The Coastal Plain offered a unique environment of saltwater and freshwater rivers, bays, and marshes. People adapted to it by relying on fishing, particularly for the shad and sturgeon that spawn upriver. From the shallow salty waters, they gathered oysters. Tests on great heaps of discarded shells, called shell middens, show they gathered oysters in the late spring. Oysters provided food while the people waited for the wild and cultivated plants to grow, and were dried, stored, and used later in the year.
By A.D.1300, the Coastal Plain tribes had grown to form sedentary villages supported by small, short-term hunting and gathering camps. Relying more and more on horticulture, the people favored the floodplain and low-lying necklands of rich sandy soil for village sites. Coastal Plain people built their villages creating many long, oval houses either spaced close together and surrounded by a palisade, or dispersed, separated by fields for gardening. Through most of the Late Woodland period, the numerous villages of the coastal groups formed independent tribal societies, but by the 16th century, chiefdoms developed.
By this time, the people were learning to nurture native plant species, including sunflowers, gourds, sumpweed/marsh elder, maygrass, lambsquarter/goosefoot, and amaranth. These were plants that appeared in the clearings created by humans with the axe invented in the Middle Archaic period. People in the Eastern United States also started to raise varieties of squash that were brought from what is now Mexico where squash was first developed.

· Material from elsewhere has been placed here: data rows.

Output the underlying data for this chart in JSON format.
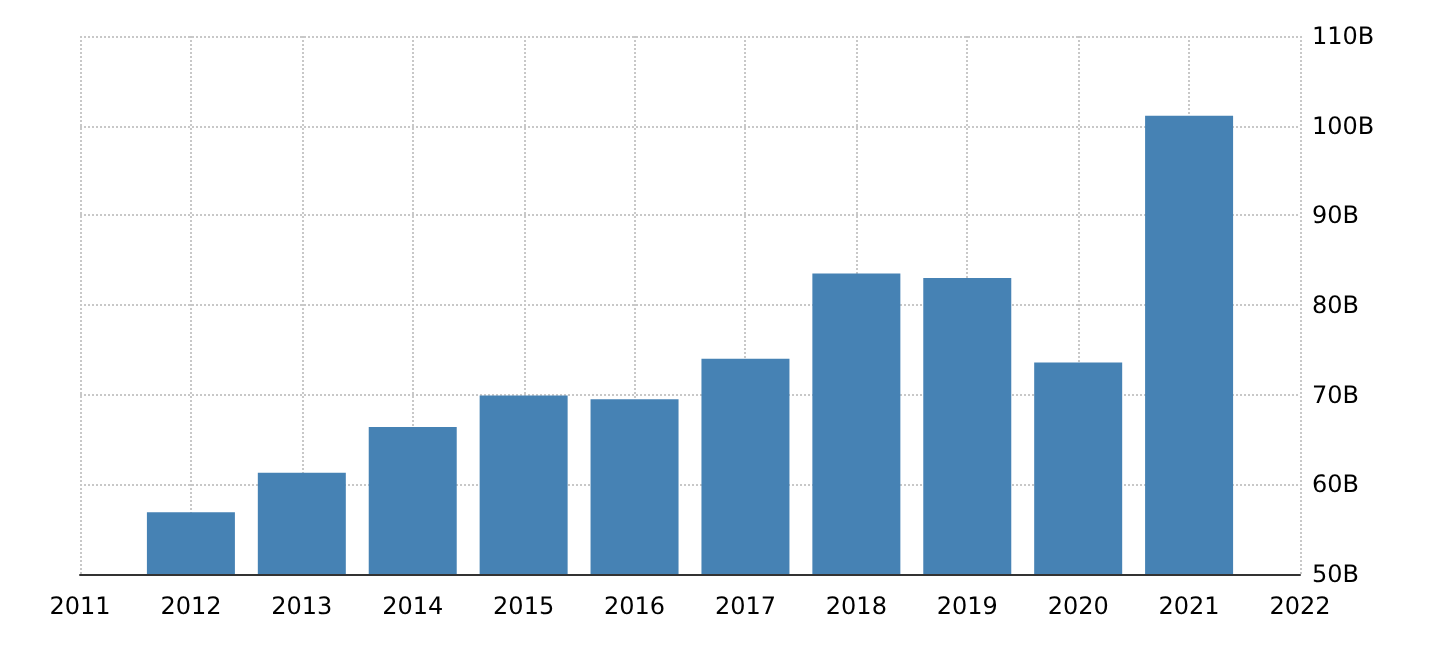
{
  "chart_data": {
    "type": "bar",
    "x": [
      2012,
      2013,
      2014,
      2015,
      2016,
      2017,
      2018,
      2019,
      2020,
      2021
    ],
    "values": [
      56.9,
      61.3,
      66.4,
      69.9,
      69.5,
      74.0,
      83.5,
      83.0,
      73.6,
      101.1
    ],
    "color": "#4682b4",
    "xlim": [
      2011,
      2022
    ],
    "xticks": [
      2011,
      2012,
      2013,
      2014,
      2015,
      2016,
      2017,
      2018,
      2019,
      2020,
      2021,
      2022
    ],
    "ylim": [
      50,
      110
    ],
    "yticks": [
      {
        "value": 50,
        "label": "50B"
      },
      {
        "value": 60,
        "label": "60B"
      },
      {
        "value": 70,
        "label": "70B"
      },
      {
        "value": 80,
        "label": "80B"
      },
      {
        "value": 90,
        "label": "90B"
      },
      {
        "value": 100,
        "label": "100B"
      },
      {
        "value": 110,
        "label": "110B"
      }
    ],
    "grid": true
  }
}
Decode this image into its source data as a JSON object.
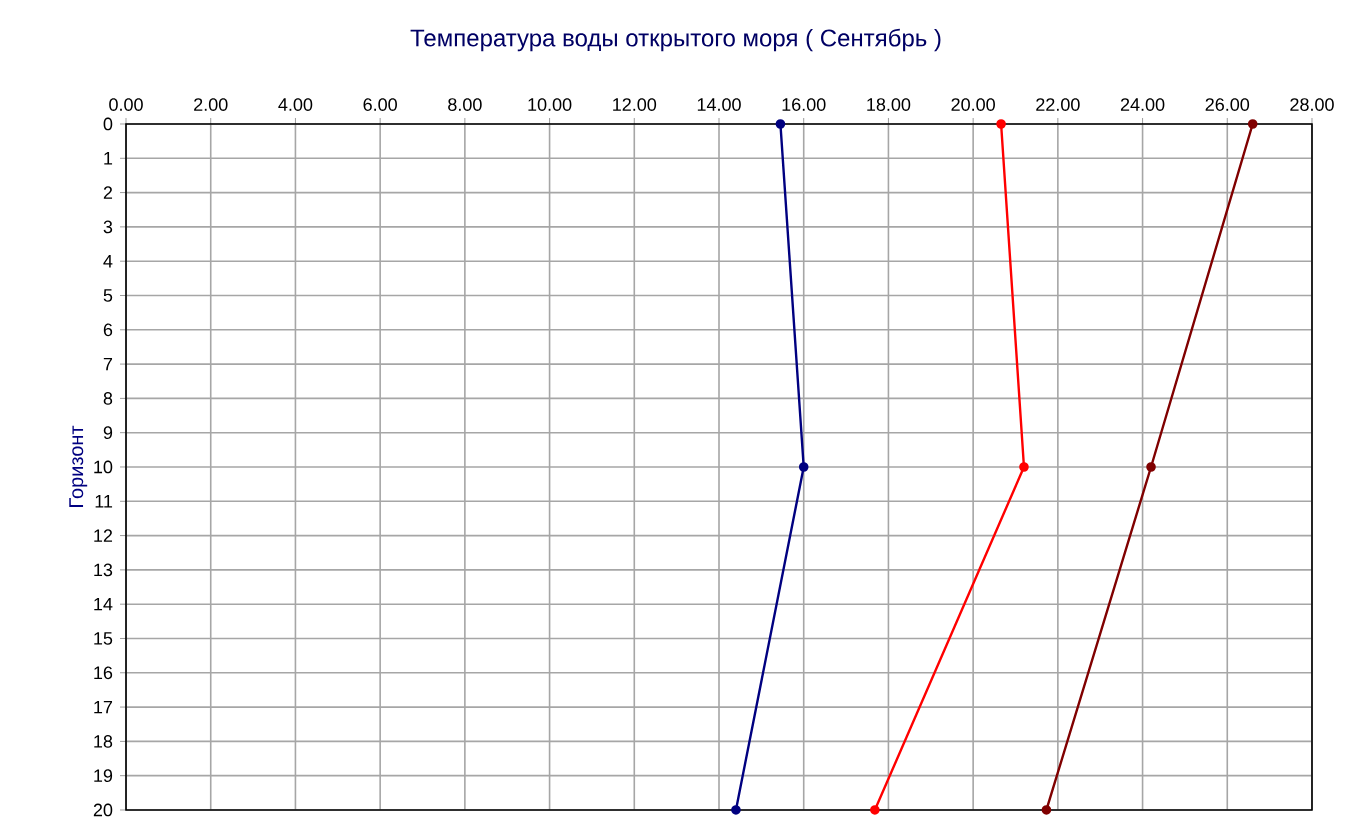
{
  "chart_data": {
    "type": "line",
    "title": "Температура воды открытого моря    ( Сентябрь )",
    "ylabel": "Горизонт",
    "series": [
      {
        "color": "#000080",
        "x": [
          15.45,
          16.0,
          14.4
        ],
        "values": [
          0,
          10,
          20
        ]
      },
      {
        "color": "#ff0000",
        "x": [
          20.66,
          21.2,
          17.68
        ],
        "values": [
          0,
          10,
          20
        ]
      },
      {
        "color": "#800000",
        "x": [
          26.6,
          24.2,
          21.73
        ],
        "values": [
          0,
          10,
          20
        ]
      }
    ],
    "xlim": [
      0,
      28
    ],
    "xticks": [
      {
        "value": 0,
        "label": "0.00"
      },
      {
        "value": 2,
        "label": "2.00"
      },
      {
        "value": 4,
        "label": "4.00"
      },
      {
        "value": 6,
        "label": "6.00"
      },
      {
        "value": 8,
        "label": "8.00"
      },
      {
        "value": 10,
        "label": "10.00"
      },
      {
        "value": 12,
        "label": "12.00"
      },
      {
        "value": 14,
        "label": "14.00"
      },
      {
        "value": 16,
        "label": "16.00"
      },
      {
        "value": 18,
        "label": "18.00"
      },
      {
        "value": 20,
        "label": "20.00"
      },
      {
        "value": 22,
        "label": "22.00"
      },
      {
        "value": 24,
        "label": "24.00"
      },
      {
        "value": 26,
        "label": "26.00"
      },
      {
        "value": 28,
        "label": "28.00"
      }
    ],
    "ylim": [
      20,
      0
    ],
    "yticks": [
      0,
      1,
      2,
      3,
      4,
      5,
      6,
      7,
      8,
      9,
      10,
      11,
      12,
      13,
      14,
      15,
      16,
      17,
      18,
      19,
      20
    ],
    "grid": true,
    "marker": "circle",
    "line_style": "solid"
  }
}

The subsistence of the Powhatan and surrounding groups was based on horticulture supplemented by hunting and gathering. It is estimated that over 50% of the food consumed was maize (Potter 1993: 40). Other crops were beans, squash, pumpkins, gourds, sunflowers and tobacco. Deer hunting was done mainly in the winter in upland regions. Deer were scarce in the heavily populated rivers and estuarine regions. But shellfish and other marine resources were an important part of the diet.
Virginia's climate is not now exactly as it was when the English arrived. In 1607 the Northern Hemisphere was in a slightly cooler period known as the "Little Ice Age." In that period, from about 1403 to 1850, annual temperatures averaged about 3 ½ degrees lower than at present, and West European records indicate that the difference was manifested mainly in more severe winters. Early English settlers' accounts of Virginia winters report more ice in the waterways than is now the norm. There would also have been fewer than today's average of 180 frost-free days per year in which to cultivate crops.

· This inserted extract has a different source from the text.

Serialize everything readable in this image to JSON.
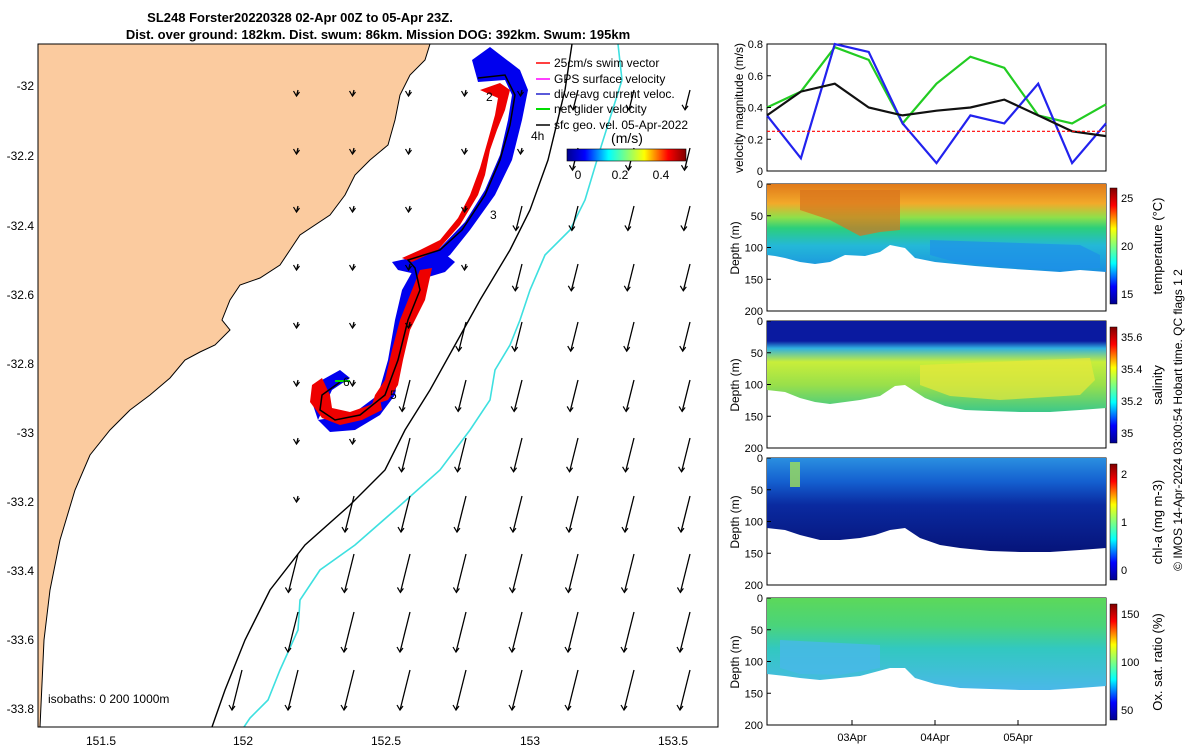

The climate of the regions inhabited by Virginia's first people had seasonal weather patterns. Eastern Virginia's climate is relatively mild. The ocean moderates the seasonal extremes, causing cooler summers and warmer winters. Long, mild springs and falls are the rule, the former occasionally punctuated by severe northeasters and the latter by hurricanes. Summers are humid, with temperatures in the upper seventies to lower nineties Fahrenheit, while winters, which normally begin after Christmas, are humid and moderately cold. It is rare for the smaller waterways to be frozen solid, and only once in living memory (1918) has the harbor of Hampton Roads frozen over so solidly that people could walk on it.